Openly lesbian, she coined the term "fellagirly" to describe herself and other lesbians whose style is a blend of butch and femme, as opposed to strictly one or the other. Her comedic style relies heavily on complaints about celebrity culture, her own appearance, and the effects of aging.

Kurt was the first out LGBT comedian to perform on national Canadian television, with her performance on CBC talk show Friday Night! with Ralph Benmergui in 1993.

She performed at the inaugural We're Funny That Way! comedy festival in 1997, and appeared in the festival's documentary film in 1998. In the same year she was part of the cast of In Thru the Out Door, a LGBTQ-themed sketch comedy special broadcast by CBC Television.

In 2007, Kurt hosted the second season of the gay wedding series First Comes Love (which originated in Canada under the title My Fabulous Gay Wedding).
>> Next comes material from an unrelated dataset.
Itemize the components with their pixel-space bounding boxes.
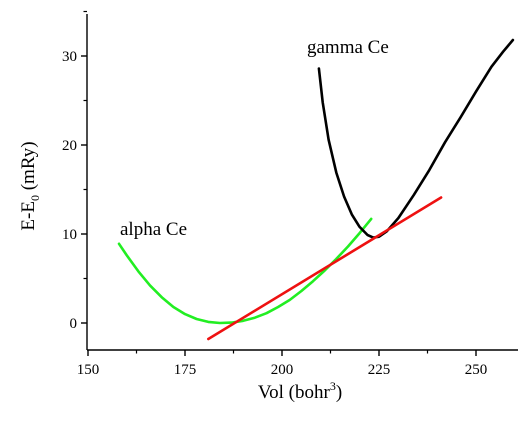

She is a judge on The Second City's Next Comedy Legend, a frequent guest on the CBC Radio show The Debaters, and a weekly guest on Q where she does a "Cultural Hall of Shame" segment each week, typically on the last half-hour on the Friday morning broadcast.

Kurt was the host of Spin Off, a prime time quiz show on Hamilton-based television station CHCH-DT. Mark Burnett was the executive producer and creator of Spin Off, which premiered on September 11, 2013.

In 2020 she was the host of CBC Gem's Queer Pride Inside special.